Juneteenth is a celebration of the emancipation of slaves in the United States.
June 19th is Juneteenth, a holiday that commemorates the emancipation of slaves in the United States. The holiday was created in 1865 by freed slaves who wanted to celebrate their freedom from slavery, but weren’t allowed to at the time. Although Juneteenth isn’t as widely celebrated as other holidays, it’s still observed by many Americans and has become an important part of American culture.
What is Juneteenth?
Juneteenth marks the day that Texas Union soldiers arrived in Galveston to tell former slaves that they were free. On June 19th, 1865, Union soldiers landed at Galveston Island and announced that all former slaves were now free. This news spread across Texas and other Southern states, where many former slaves had been sold into slavery after President Lincoln’s Emancipation Proclamation.
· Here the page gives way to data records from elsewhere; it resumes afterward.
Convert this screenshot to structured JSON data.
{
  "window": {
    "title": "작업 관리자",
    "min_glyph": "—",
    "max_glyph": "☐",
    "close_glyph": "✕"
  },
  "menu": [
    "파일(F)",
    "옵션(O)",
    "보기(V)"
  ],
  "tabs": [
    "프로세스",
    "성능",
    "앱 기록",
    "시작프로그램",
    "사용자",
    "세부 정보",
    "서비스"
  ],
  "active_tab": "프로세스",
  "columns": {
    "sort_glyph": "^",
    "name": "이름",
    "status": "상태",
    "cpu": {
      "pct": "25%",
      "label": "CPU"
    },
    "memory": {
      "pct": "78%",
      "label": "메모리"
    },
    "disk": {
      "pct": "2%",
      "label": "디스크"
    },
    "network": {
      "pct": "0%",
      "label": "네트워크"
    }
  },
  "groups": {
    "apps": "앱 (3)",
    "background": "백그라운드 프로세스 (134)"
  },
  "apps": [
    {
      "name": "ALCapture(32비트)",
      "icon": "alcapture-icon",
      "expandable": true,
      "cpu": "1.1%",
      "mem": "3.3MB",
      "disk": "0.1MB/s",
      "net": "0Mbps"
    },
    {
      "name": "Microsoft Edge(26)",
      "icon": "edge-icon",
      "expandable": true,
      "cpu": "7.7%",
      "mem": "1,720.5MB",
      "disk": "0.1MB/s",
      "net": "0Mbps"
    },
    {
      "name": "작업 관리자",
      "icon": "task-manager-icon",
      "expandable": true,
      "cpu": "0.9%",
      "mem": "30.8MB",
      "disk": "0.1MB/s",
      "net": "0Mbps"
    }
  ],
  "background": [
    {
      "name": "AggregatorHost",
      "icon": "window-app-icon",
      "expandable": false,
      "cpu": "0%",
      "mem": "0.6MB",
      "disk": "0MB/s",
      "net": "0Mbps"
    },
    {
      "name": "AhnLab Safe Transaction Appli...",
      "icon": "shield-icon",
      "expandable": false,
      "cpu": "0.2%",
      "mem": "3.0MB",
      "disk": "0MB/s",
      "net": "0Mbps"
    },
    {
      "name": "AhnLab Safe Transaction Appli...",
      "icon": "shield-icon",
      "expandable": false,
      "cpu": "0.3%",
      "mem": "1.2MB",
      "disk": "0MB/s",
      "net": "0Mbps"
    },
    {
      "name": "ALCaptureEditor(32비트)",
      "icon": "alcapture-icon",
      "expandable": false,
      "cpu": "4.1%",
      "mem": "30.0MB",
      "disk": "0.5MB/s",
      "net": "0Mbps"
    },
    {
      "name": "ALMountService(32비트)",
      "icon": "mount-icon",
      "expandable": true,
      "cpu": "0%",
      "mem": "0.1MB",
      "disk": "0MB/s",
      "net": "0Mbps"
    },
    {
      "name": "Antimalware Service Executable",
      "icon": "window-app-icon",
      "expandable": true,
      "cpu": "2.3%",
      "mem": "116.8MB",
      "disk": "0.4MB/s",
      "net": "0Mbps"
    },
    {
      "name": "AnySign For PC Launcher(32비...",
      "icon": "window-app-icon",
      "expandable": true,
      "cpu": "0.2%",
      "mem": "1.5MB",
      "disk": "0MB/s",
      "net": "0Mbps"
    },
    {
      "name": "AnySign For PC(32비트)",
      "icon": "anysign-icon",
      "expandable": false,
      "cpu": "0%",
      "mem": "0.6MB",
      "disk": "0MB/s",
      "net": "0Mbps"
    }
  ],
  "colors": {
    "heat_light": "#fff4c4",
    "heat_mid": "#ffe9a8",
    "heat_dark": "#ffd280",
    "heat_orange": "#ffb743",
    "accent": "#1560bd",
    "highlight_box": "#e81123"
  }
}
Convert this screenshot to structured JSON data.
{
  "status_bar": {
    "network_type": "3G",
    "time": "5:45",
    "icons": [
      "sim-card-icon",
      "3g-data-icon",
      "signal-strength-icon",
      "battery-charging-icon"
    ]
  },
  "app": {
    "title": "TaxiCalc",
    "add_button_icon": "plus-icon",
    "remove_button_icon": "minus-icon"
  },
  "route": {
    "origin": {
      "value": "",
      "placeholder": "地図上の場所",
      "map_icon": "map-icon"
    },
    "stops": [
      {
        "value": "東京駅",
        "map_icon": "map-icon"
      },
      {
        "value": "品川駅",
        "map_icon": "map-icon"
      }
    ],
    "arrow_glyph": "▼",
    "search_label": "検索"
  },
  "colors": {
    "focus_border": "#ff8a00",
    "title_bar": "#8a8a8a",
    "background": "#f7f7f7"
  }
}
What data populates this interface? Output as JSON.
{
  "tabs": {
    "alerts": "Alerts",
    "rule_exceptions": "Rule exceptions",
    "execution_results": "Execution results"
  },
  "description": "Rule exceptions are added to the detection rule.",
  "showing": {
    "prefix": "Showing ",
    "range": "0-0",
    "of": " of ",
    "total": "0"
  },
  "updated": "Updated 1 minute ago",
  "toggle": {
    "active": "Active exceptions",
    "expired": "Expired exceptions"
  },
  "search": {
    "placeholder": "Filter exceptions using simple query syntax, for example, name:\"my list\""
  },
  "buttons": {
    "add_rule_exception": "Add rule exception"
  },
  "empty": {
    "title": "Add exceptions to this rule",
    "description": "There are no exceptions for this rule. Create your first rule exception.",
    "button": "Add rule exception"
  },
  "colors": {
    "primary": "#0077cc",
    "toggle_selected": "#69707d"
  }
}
The holiday was created on June 19th, 1866 by freed slaves who wanted to celebrate their freedom from slavery. At this time, however, it wasn’t legal for African Americans to celebrate their freedom or even meet together without white supervision.
Why was Juneteenth not celebrated until over two years after it happened?
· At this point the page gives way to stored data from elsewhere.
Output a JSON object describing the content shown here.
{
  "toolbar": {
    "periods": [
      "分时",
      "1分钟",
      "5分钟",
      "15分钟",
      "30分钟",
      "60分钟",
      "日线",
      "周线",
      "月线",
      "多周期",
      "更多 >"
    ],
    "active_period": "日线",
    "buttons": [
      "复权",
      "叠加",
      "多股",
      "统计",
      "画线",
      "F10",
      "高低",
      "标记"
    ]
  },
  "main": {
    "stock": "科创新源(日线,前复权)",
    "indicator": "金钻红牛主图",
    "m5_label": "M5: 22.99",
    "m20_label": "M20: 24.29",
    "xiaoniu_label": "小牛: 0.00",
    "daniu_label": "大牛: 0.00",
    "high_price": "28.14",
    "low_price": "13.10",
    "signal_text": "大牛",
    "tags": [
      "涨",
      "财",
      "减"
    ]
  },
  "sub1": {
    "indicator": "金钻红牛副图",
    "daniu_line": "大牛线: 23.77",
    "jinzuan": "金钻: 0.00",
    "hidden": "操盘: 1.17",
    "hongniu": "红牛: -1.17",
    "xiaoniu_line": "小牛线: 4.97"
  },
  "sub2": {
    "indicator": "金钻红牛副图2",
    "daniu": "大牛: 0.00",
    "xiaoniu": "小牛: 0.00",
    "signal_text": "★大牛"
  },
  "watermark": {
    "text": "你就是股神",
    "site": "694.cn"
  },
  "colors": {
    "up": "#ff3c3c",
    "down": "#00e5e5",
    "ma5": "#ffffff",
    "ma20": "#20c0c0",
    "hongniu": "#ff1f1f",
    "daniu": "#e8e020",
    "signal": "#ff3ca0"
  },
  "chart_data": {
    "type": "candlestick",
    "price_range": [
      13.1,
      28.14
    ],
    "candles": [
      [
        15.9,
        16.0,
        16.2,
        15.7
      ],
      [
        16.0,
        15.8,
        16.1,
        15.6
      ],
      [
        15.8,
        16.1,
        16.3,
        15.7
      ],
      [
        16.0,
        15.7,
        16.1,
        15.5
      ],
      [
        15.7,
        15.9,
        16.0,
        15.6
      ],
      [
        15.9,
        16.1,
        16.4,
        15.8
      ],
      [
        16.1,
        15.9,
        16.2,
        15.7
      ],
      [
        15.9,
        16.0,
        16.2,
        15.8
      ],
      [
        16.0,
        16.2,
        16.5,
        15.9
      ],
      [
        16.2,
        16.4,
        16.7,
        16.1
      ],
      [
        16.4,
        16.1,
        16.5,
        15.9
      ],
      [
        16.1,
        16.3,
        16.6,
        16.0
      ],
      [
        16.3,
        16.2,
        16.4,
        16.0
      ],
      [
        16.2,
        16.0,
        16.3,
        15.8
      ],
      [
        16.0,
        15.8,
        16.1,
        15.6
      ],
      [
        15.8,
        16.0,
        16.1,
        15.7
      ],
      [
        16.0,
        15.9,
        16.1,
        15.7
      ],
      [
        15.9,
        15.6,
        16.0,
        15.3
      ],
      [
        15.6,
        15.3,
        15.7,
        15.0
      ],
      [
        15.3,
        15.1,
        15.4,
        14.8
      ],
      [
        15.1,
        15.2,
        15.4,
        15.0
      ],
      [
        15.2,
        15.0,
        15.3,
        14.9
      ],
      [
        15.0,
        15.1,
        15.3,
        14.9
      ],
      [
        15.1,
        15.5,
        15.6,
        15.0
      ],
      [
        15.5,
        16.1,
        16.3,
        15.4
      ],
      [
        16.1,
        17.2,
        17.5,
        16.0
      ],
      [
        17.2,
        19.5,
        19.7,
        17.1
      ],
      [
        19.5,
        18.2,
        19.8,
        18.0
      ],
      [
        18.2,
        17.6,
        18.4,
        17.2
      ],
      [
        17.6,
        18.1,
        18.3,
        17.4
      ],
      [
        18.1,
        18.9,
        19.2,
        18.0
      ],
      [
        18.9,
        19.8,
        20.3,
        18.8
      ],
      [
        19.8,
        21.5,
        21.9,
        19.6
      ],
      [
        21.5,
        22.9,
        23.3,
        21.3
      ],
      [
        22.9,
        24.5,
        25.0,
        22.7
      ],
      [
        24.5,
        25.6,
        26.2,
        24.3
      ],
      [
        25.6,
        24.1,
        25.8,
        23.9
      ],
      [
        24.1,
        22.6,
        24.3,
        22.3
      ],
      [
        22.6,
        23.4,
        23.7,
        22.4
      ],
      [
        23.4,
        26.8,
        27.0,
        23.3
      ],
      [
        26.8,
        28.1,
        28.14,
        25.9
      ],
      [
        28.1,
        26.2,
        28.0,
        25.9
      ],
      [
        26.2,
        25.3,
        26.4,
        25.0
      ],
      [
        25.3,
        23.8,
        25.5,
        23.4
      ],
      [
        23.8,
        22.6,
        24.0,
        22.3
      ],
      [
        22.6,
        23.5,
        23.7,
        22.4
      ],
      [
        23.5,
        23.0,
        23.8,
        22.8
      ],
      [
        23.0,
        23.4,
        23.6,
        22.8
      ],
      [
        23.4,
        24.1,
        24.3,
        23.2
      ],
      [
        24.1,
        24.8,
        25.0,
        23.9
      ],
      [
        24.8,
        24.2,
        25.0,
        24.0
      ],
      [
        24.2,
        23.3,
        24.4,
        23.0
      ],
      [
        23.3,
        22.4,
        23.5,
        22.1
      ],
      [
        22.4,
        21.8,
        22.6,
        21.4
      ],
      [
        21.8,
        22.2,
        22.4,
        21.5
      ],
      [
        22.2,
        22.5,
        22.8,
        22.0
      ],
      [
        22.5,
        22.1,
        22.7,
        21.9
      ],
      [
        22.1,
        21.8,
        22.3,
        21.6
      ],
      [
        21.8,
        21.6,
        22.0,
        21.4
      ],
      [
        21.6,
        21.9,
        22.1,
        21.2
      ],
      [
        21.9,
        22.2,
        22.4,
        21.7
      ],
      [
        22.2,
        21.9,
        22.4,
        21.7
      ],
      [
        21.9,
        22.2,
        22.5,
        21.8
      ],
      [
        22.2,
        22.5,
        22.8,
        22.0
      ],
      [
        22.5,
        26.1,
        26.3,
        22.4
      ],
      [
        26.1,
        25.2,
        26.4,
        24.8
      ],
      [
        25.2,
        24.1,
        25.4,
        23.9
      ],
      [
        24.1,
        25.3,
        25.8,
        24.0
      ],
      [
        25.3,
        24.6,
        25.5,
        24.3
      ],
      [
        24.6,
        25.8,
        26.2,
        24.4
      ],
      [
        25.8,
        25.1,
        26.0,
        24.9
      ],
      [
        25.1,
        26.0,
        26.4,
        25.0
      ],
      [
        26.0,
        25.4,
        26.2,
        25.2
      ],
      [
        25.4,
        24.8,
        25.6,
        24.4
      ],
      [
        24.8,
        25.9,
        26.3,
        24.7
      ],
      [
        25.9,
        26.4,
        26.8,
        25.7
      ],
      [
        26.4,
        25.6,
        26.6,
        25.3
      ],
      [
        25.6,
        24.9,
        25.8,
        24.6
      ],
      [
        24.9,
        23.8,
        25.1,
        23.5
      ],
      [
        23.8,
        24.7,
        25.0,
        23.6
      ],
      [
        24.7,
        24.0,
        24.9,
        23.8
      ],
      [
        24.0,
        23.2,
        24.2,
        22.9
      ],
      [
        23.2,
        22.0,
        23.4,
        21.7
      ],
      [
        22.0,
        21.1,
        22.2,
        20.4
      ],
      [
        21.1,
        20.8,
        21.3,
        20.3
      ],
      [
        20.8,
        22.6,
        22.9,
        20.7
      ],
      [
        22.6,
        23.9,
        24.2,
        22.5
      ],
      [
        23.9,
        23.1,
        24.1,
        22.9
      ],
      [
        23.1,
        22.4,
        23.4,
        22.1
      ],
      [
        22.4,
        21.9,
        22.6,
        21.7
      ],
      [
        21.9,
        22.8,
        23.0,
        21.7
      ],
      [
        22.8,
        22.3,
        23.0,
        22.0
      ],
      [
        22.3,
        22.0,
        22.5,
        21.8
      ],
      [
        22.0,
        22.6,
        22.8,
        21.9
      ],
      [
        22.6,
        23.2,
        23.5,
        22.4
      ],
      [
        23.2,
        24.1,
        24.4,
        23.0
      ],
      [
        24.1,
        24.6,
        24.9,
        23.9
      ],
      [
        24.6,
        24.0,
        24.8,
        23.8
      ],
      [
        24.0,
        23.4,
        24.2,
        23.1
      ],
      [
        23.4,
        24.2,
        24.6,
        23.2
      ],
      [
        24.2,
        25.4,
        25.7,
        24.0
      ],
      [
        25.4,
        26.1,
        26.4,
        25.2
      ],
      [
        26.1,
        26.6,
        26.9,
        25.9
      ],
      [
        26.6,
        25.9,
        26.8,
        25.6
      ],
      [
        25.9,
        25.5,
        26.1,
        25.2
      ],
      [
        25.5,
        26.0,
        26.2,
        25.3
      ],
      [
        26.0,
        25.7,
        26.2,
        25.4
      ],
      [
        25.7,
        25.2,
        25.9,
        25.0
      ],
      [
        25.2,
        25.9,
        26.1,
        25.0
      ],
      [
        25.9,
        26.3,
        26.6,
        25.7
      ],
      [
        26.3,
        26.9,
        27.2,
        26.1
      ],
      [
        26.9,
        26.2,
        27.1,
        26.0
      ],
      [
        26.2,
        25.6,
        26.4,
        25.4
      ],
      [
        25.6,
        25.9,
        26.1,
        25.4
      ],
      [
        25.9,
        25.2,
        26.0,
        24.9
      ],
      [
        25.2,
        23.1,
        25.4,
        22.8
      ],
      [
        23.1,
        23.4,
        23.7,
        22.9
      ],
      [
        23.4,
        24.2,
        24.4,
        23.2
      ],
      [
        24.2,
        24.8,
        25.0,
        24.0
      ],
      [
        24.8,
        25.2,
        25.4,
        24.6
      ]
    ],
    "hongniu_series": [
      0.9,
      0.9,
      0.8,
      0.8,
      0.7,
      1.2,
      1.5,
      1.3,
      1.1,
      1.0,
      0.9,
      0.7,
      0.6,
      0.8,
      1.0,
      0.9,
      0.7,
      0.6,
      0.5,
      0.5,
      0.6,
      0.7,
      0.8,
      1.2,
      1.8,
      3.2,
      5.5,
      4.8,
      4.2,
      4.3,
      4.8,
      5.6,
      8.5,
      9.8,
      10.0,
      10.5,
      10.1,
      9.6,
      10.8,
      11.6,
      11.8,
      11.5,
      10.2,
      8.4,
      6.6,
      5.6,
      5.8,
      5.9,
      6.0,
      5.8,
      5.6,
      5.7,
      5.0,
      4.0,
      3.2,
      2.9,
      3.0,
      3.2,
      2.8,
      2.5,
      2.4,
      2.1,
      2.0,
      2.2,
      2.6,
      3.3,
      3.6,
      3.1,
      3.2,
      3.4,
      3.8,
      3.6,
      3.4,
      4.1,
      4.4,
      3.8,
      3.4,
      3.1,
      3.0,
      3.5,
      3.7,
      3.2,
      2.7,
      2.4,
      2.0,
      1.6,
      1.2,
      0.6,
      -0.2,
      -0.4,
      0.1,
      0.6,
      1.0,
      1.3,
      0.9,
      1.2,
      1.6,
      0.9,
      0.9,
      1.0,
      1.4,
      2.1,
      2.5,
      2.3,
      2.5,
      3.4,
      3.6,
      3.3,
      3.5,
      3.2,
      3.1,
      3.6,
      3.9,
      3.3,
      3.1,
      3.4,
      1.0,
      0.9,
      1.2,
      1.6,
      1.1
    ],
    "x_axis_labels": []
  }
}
In 1865 there were no celebrations or parades when Union soldiers arrived in Galveston Island to tell former slaves they were free. This was because General Gordon Granger had originally told all Confederate leaders that he would only free any remaining enslaved people if he saw them working on his arrival on June 19th. When Granger did arrive he found no one working and immediately declared all enslaved people in Texas free.
How is Juneteenth celebrated today?
Many Americans observe Juneteenth with parades and parties with family and friends. In recent years many cities have also begun hosting festivals for the holiday.